2 of 2 people found the following review helpful
5.0 out of 5 stars
pure art,
By A Customer
This review is from: Avalon (Audio CD)
everything about this album is pure art in simplicity.i have owned this album in various forms since it's original release & never tire of these tracks. it is an excellent collection of tunes, & sounds particularly good either in-car or for chilling out to. all the music is sterling, & the style such that it does not sound out of date today, as has been adopted as "ambient". the cover artwork is stunning also. fave tracks include: Tara/India/The Main Thing & True to Life, but all the tracks are excellent drift-away tunes.
5.0 out of 5 stars
Is it raining in New York on Fifth Avenue?,
By
This review is from: Avalon (Audio CD)
Using the legend of King Arthur's final, dying voyage to Avalon for its name and cover art, Roxy Music bid its fans farewell with this hopelessly romantic, completely beautiful album. There's no point on trying to embellish on what most of the other reviewers have already mentioned about AVALON but I'm compelled to say that while I have been a Roxy Music fan for a long, long time, I have not been much of a fan of the heavily produced, synthesizer ladened songs that proliferated in the early 80s (read Flock of Sea Gulls, Human League, etc.). But AVALON was much different. Some of the songs here are textured and layered, but not bogged down. There's an airiness to other tunes but they don't become insubstantial or gossamer.
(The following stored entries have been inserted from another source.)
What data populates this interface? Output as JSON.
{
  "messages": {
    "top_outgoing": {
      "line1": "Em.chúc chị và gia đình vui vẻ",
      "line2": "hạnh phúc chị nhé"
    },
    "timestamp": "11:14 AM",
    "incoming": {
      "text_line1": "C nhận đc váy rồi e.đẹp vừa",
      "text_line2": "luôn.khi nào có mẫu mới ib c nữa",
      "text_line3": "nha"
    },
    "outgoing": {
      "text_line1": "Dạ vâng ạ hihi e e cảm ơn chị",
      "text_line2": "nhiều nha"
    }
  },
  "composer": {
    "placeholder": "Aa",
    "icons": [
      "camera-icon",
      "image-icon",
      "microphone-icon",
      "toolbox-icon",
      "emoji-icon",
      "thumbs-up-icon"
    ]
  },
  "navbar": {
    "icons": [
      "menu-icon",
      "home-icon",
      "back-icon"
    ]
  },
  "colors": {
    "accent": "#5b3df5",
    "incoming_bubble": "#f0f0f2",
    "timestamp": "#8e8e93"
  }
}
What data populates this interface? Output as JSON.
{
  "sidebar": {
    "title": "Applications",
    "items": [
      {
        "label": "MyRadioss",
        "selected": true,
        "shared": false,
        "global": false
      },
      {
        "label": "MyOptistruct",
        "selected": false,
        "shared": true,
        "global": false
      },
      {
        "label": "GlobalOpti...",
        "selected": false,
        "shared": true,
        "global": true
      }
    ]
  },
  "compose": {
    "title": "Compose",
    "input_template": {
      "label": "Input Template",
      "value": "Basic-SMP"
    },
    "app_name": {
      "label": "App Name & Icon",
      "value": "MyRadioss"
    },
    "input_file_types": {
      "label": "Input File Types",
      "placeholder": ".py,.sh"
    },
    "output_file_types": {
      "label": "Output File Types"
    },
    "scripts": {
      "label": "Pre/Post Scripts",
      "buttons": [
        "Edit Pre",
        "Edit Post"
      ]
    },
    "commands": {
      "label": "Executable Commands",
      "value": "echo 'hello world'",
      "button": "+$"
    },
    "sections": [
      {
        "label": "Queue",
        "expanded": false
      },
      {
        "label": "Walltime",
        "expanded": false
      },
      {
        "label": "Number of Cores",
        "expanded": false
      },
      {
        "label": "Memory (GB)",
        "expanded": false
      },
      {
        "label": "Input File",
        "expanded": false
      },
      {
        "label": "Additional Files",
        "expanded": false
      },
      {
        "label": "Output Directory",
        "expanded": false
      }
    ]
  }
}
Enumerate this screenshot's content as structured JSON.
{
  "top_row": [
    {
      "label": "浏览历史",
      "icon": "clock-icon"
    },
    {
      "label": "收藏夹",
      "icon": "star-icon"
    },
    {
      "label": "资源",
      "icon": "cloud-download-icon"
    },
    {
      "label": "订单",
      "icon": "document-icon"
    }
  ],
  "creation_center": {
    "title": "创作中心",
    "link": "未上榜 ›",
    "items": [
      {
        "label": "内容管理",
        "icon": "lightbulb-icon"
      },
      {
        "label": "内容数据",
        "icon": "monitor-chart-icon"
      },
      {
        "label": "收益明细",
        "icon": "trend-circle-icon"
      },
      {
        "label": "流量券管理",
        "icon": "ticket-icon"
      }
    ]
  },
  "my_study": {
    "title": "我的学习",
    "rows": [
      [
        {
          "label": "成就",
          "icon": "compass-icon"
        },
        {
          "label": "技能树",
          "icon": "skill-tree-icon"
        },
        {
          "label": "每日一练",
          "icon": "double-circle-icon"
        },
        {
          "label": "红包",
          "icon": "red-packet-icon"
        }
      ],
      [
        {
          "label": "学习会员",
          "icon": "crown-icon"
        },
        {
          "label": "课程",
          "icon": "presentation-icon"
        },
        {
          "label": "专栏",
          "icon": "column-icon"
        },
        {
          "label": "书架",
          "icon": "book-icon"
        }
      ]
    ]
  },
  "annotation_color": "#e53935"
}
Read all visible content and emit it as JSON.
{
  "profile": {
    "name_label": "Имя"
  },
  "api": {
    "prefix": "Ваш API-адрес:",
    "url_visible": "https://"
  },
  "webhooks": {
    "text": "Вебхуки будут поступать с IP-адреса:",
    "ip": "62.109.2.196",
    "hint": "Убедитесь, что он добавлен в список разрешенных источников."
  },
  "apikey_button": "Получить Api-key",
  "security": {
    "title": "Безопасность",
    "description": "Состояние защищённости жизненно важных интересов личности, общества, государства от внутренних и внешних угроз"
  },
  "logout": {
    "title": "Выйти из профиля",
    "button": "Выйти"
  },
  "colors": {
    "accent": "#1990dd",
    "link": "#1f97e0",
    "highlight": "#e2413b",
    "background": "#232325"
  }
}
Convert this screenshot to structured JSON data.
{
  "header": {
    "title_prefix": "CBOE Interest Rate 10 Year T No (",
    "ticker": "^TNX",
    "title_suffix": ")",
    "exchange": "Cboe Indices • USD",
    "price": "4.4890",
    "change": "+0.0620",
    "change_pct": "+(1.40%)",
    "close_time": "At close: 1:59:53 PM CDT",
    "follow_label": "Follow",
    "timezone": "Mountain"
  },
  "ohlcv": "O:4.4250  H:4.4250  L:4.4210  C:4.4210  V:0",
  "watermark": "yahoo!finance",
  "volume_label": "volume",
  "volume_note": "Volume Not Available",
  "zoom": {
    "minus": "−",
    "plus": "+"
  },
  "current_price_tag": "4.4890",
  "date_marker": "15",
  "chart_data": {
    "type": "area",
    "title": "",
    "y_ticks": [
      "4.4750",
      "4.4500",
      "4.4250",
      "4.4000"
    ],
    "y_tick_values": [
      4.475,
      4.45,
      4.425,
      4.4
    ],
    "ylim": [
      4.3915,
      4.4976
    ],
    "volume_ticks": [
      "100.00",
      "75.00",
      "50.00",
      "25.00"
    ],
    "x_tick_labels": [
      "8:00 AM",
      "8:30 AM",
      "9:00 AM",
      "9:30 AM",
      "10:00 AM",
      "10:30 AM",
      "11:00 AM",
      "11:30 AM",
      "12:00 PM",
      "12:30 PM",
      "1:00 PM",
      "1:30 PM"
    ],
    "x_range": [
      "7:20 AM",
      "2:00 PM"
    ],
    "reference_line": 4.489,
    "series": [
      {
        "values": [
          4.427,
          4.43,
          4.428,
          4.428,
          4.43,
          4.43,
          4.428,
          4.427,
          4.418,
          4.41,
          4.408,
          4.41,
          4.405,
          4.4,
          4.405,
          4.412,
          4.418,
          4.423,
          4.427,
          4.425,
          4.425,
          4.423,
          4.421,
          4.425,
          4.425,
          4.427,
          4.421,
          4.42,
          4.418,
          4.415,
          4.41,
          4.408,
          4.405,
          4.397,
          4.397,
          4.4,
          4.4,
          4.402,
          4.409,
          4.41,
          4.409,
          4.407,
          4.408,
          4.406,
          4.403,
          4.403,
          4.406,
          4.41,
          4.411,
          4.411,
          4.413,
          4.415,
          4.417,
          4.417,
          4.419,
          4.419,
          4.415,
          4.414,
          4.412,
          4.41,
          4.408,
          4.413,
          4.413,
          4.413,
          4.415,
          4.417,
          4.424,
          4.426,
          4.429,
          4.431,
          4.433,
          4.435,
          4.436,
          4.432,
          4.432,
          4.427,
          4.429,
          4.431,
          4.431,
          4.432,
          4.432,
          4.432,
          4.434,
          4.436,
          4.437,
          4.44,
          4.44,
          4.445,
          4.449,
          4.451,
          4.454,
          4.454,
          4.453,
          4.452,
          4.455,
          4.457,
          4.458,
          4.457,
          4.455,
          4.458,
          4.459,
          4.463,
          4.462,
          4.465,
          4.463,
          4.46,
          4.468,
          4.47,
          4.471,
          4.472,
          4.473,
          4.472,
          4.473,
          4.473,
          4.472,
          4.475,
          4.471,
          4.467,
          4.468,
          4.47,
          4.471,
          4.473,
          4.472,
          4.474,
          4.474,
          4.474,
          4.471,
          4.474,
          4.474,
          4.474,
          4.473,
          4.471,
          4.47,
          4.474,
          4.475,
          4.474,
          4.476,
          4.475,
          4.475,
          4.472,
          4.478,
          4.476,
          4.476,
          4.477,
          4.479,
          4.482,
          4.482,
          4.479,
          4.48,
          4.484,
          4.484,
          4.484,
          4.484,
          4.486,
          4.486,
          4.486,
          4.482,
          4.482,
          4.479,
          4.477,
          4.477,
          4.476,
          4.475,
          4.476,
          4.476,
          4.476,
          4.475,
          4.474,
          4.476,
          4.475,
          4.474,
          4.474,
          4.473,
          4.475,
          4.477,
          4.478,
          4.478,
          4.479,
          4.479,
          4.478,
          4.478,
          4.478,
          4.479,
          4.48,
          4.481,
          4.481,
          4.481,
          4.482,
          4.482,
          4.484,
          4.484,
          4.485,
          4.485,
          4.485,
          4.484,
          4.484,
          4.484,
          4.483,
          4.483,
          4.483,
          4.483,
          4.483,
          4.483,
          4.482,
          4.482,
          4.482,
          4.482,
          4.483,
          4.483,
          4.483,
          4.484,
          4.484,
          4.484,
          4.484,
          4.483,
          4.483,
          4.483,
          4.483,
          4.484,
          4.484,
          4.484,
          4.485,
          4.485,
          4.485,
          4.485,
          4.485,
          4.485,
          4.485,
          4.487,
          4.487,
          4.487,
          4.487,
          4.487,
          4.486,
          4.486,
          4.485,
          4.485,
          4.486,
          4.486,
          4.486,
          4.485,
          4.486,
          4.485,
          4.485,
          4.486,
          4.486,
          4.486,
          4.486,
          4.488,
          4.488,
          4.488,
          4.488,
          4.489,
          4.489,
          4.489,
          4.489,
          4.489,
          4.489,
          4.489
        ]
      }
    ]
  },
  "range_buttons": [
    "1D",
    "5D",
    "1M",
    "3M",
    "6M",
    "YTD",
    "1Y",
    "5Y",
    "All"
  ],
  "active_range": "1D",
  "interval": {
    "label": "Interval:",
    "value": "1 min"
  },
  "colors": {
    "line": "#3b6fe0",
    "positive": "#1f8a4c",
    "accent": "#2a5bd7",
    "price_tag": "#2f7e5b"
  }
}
Overall, it's the intelligence of the lyrics that really separated AVALON from just about everything else back then. The twin themes of mortality and desire pervade most of the tunes on the first half of the album. But Bryan Ferry doesn't wallow in self-pity for long. Just when the songs start to appear to be downers, along comes "To Turn You On", an incredibly upbeat, love ballad. While its theme of salvation through passion is not new, its sincerity and romance is. I'm glad that Ferry made room for some of the positive aspects of life. And I'm glad that the music world of the early 1980s made room for AVALON.